Превалирование этого направления можно отчасти объяснить следующим обстоятельством. Начав отделяться от философии, в рамках которой она раньше только и рассматривалась, психология в стремлении стать точной наукой обратилась прежде всего к опыту дисциплин естественного цикла. Это выразилось, в частности, в заимствовании моделей научного исследования, образцов методологического подхода. Одна из таких моделей, ассимилированных психологией, заключается в том, что последовательное и полное изучение всех отдельных элементов некоторой системы, их взаимных связей приводит к познанию всей системы в целом. Однако, как показал еще И. Кант, это верно на уровне механических систем. На уровне живых систем эта модель не функционирует. Здесь целое определяет части, а не части — целое, как в первом случае. Функция и назначение отдельных частей могут быть поняты только в свете целостного представления. Психология, не учтя этого различения, пошла преимущественно по пути дифференциации целого, анализа частей и их связей друг с другом.

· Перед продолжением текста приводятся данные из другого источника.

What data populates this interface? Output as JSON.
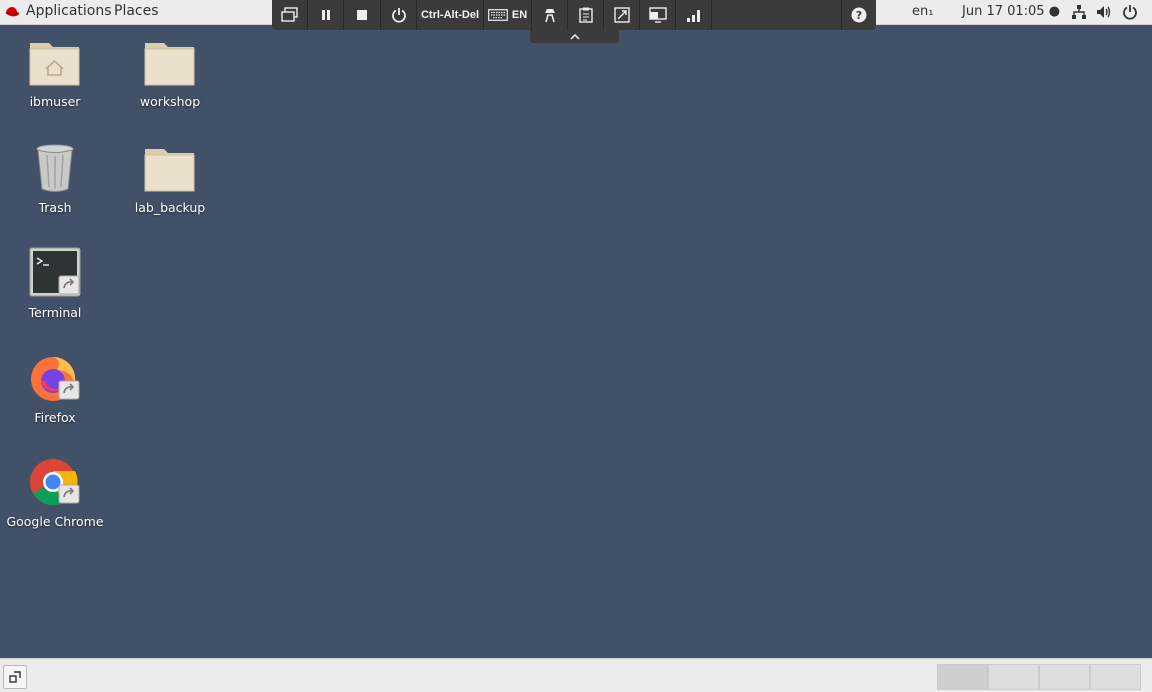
{
  "top_panel": {
    "applications_label": "Applications",
    "places_label": "Places",
    "language": "en₁",
    "clock": "Jun 17  01:05 ●"
  },
  "vm_toolbar": {
    "ctrl_alt_del_label": "Ctrl-Alt-Del",
    "keyboard_lang_label": "EN"
  },
  "desktop": {
    "icons": [
      {
        "label": "ibmuser"
      },
      {
        "label": "workshop"
      },
      {
        "label": "Trash"
      },
      {
        "label": "lab_backup"
      },
      {
        "label": "Terminal"
      },
      {
        "label": "Firefox"
      },
      {
        "label": "Google Chrome"
      }
    ],
    "background_color": "#435168"
  },
  "bottom_panel": {
    "workspaces": 4,
    "active_workspace": 1
  }
}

Разумеется, речь идет не о том, чтобы отрицать важную роль дифференциального подхода, его значения для психологии, в особенности ее прикладных аспектов. Речь идет о другом, о том, что в исследованиях этого направления сами по себе методы, полученные с их помощью факты, отдельные взаимосвязи и корреляции нередко начинают рассматриваться как достаточные для построения психологии личности. Между тем, как уже говорилось, корреляционные зависимости измерений отдельных частей могут определить механическую систему, но не живую систему психики, тем более ее высший уровень — личность. Да и сами конкретные методы исследования нуждаются в основаниях, которые не могут быть непосредственно извлечены из них самих, а требуют специального уровня теоретической работы, развития общей психологии личности.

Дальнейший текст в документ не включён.